Activate Safe Mode or Ghost Mode

  1. Access your WordPress dashboard after installing and activating the WP Ghost plugin.
  2. Go to WP Ghost > Change Paths > Level of Security.
  3. Select Safe Mode or Ghost Mode. Safe Mode provides basic protection, while Ghost Mode offers more advanced security features.
Activate Safe Mode or Ghost Mode

Changing wp-admin Path

Changing the wp-admin path refers to modifying the default URL used to access the WordPress admin dashboard. While using the default wp-admin path is generally secure since it is only visible to logged-in users, hiding the wp-admin path becomes crucial for protecting against bots and attacks.
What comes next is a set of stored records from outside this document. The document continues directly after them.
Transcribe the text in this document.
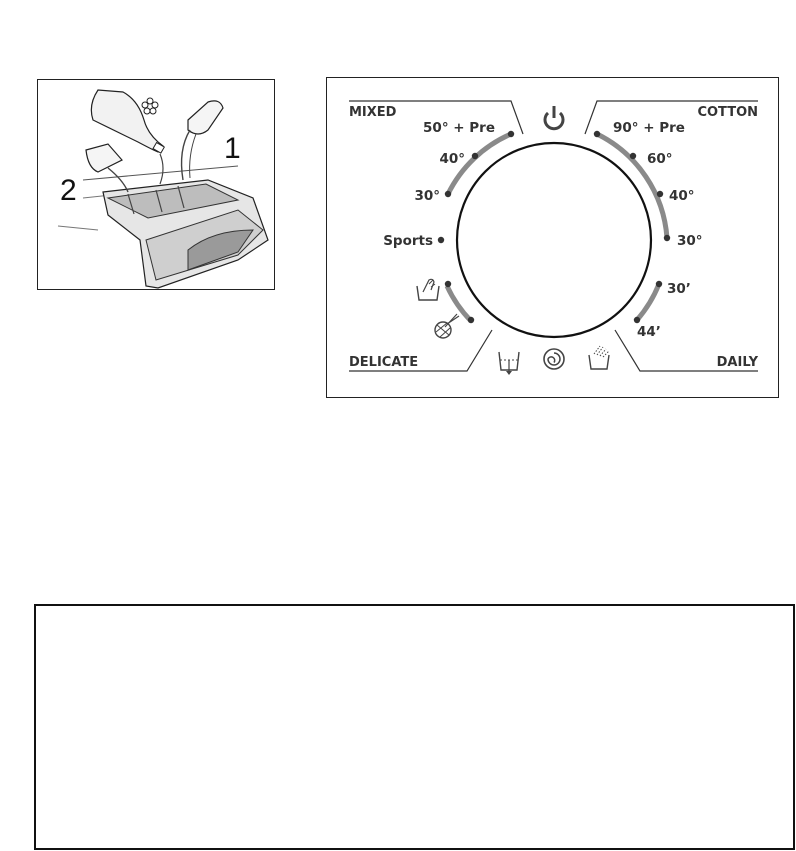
1
2
MIXED	COTTON
DELICATE	DAILY
50° + Pre
40°
30°
Sports
90° + Pre
60°
40°
30°
30’
44’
However, it’s important to note that not all servers are compatible with custom wp-admin paths in the WordPress dashboard, so server configuration considerations should be taken into account when making such changes.

  1. Go to WP Ghost > Change Paths > Admin Security.
  2. Enter your desired custom name for the wp-admin path in the provided field. For example, you can use “customadmin” or any other name.
  3. Click the Save button to apply the changes.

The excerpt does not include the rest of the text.